O Japão já avisou que derrubará qualquer objeto perigoso que sobrevoar o seu território. No entanto, o governo japonês foi cauteloso e afirmou que só intervirá se seu território estiver em perigo. A Coreia do Sul também despachou um destroier para o largo da sua costa no Mar do Japão. O governo norte-coreano afirmou no começo de março que qualquer ataque ao satélite seria considerado um ato de guerra.
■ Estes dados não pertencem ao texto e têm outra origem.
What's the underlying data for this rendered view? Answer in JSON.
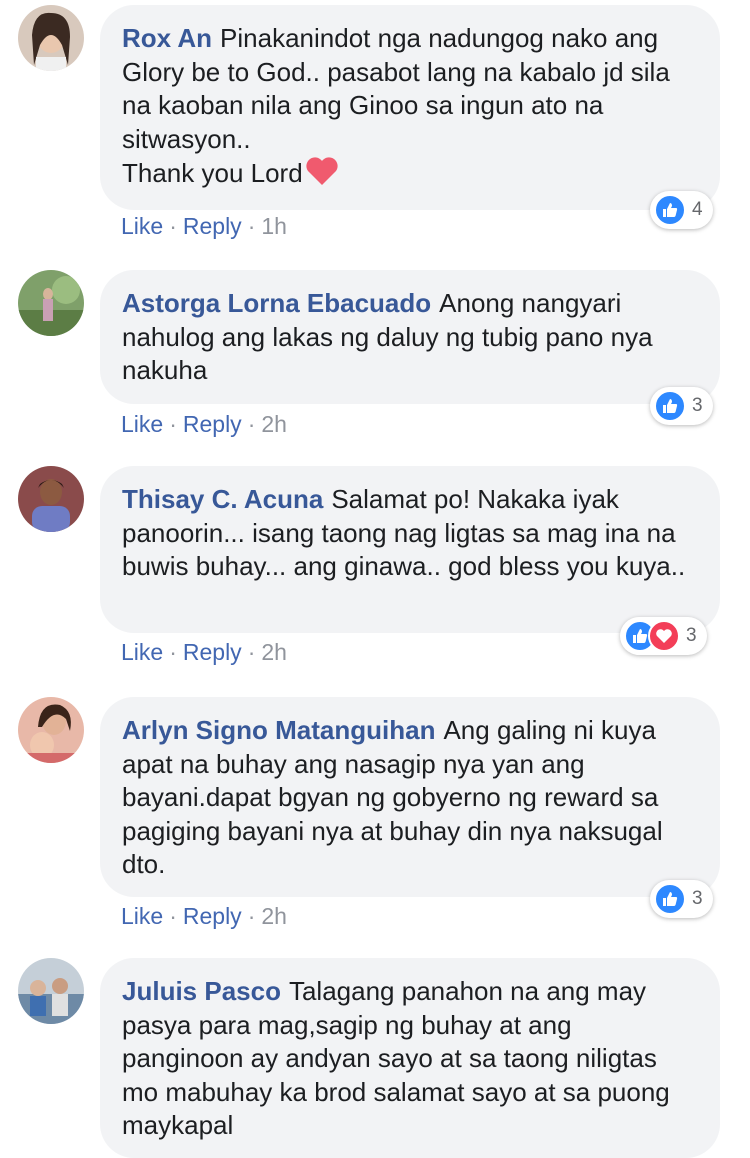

Hoje, a Rússia pediu á Coreia do Norte que desista do lançamento. "Nós queremos reafirmar que não existe a necessidade de aumentar as tensões", disse o vice-chanceler russo Alexei Borodavkin. O jornal sul-coreano Chosun Ilbo informou na sua edição de hoje que o míssil norte-coreano já está na plataforma de lançamento em Musudan-ni, no noroeste da Península e o disparo poderia ocorrer já a partir de manhã.

Sanções

Ontem, os EUA e a Coreia do Sul advertiram o fechado regime comunista do norte que o disparo do projétil será um ato de provocação, com "sérias consequências" para Pyongyang. Eles lembraram que os disparos de mísseis foram banidos por uma resolução de 2006 da Organização das Nações Unidas (ONU) e se o lançamento acontecer, a Coreia do Norte deverá sofrer mais sanções econômicas. Os japoneses enviarão para o norte do país alguns mísseis terra-ar PAC-3, e outros mísseis do mesmo tipo serão mantidos no centro, para defender a cidade de Tóquio.

Entretanto, alguns analistas políticos afirmam que o Japão está reagindo de maneira desproporcional. Hajime Izumi, professor de política internacional na Universidade de Shizouka, pediu ao governo que seja mais calmo e pragmático. "O problema é que o envio (dos mísseis para o norte) cria a impressão de que o lançamento será totalmente um fracasso", disse.